Question

If the equation ${x^4} + 4{x^3} - 2{x^2} - 12x + 9 = 0$ has two pairs of equal roots, find the roots of the equation.

Answer 1

Hint: Find sum of roots and product of roots from the equation and then proceed.
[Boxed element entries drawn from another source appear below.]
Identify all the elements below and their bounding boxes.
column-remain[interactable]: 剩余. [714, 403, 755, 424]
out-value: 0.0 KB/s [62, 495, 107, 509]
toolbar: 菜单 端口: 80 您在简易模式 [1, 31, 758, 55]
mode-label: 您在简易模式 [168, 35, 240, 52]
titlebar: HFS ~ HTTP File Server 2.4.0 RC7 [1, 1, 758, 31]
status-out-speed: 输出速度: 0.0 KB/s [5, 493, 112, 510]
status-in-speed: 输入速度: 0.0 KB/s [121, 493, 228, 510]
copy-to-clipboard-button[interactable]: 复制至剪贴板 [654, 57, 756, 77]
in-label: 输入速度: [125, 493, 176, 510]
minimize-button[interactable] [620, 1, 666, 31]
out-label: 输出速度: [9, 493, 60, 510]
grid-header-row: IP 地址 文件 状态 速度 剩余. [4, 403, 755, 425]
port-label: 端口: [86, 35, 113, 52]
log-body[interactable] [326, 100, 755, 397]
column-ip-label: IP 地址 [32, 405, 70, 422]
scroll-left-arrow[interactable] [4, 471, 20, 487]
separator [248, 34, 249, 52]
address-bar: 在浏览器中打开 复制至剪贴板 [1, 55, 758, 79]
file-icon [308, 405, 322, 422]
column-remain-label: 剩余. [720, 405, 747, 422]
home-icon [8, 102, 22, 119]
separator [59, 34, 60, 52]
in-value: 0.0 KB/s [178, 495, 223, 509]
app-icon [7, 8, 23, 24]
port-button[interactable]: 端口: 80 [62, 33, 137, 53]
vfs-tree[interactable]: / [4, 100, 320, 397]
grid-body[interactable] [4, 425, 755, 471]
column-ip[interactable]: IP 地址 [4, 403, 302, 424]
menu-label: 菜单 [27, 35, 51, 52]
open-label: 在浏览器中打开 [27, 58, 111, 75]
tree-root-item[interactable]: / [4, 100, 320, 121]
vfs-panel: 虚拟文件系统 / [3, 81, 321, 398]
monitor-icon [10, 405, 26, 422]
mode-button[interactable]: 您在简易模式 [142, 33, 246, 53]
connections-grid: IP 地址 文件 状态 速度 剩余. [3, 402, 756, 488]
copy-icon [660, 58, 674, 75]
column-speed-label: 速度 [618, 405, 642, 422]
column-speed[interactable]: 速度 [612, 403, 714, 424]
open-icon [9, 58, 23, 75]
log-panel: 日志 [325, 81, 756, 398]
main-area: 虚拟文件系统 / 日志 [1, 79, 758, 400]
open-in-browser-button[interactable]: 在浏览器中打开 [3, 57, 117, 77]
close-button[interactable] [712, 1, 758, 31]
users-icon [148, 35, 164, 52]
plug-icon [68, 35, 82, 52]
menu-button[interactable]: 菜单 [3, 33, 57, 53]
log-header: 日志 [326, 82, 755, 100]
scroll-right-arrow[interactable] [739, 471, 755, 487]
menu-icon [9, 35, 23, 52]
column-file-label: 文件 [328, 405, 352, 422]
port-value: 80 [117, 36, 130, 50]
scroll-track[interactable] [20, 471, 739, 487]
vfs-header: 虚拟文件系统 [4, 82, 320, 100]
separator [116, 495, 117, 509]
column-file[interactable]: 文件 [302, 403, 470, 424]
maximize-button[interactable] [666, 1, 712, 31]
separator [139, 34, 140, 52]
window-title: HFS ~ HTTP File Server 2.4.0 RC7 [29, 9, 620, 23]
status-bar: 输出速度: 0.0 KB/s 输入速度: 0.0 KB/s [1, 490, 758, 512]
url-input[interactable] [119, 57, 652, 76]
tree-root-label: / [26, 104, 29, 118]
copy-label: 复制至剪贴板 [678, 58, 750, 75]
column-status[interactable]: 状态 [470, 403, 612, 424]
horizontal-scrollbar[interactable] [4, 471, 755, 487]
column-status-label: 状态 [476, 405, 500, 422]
Complete step-by-step answer:
From the question, the given equation is ${x^4} + 4{x^3} - 2{x^2} - 12x + 9 = 0$, and it has two pairs of equal roots.
Let the roots of the equation be $a,a,b$ and $b$. Then sum of roots is $2(a + b)$and product of roots is ${a^2}{b^2}.$
And we know, for any ${n^{th}}$degree polynomial:

${\text{Sum of roots }} = - \dfrac{{{\text{coefficient of }}{x^{n - 1}}}}{{{\text{coefficient of }}{x^n}}}$ and

${\text{Product of roots }} = \dfrac{{{\text{constant}}}}{{{\text{coefficient of }}{x^n}}}$

In this case, the polynomial is of ${4^{th}}$degree. So,

${\text{Sum of roots }} = - \dfrac{{{\text{coefficient of }}{x^3}}}{{{\text{coefficient of }}{x^4}}} = - 4$ and

${\text{Product of roots }} = \dfrac{{{\text{constant}}}}{{{\text{coefficient of }}{x^4}}} = 9$

Using these two results for the above equation, we'll get:
$
   \Rightarrow 2(a + b) = - 4, \\
   \Rightarrow a + b = - 2. \\
$
$
   \Rightarrow {a^2}{b^2} = 9 \\
   \Rightarrow ab = \pm 3. \\
$
Case $1$: $ab = 3,$
We know that, ${(a - b)^2} = {(a + b)^2} - 4ab.$ Using this, we’ll get:
$ \Rightarrow {(a - b)^2} = {( - 2)^2} - 4(3),$
$ \Rightarrow {(a - b)^2} = - 8$ which is not possible. Thus, $ab \ne 3.$
Case $2$: $ab = - 3,$
$
   \Rightarrow {(a - b)^2} = {(a + b)^2} - 4ab. \\
   \Rightarrow {(a - b)^2} = {( - 2)^2} - 4( - 3), \\
   \Rightarrow {(a - b)^2} = 16, \\
   \Rightarrow a - b = \pm 4 \\
$
So, we have $a + b = - 2,a - b = \pm 4.$ We will have two cases.
On adding these two equations, we’ll get:
$ \Rightarrow 2a = 2$ or $2a = - 6$
$ \Rightarrow a = 1$ or $a = - 3.$
Putting the value of $a$ in $a + b = - 2,$ we’ll get:
$b = - 3$ or $b = 1$
Thus the roots of the equation are $ - 3, - 3,1$ and $1.$

Note: For any ${n^{th}}$degree polynomial, $a{x^n} + b{x^{n - 1}} + c{x^{n - 2}} + d{x^{n - 3}} + ....... = 0$:
Sum of roots $ = - \dfrac{b}{a}$,
Sum of roots taking two at a time $ = \dfrac{c}{a}$,
Sum of roots taking three at a time $ = - \dfrac{d}{a}$, and so on.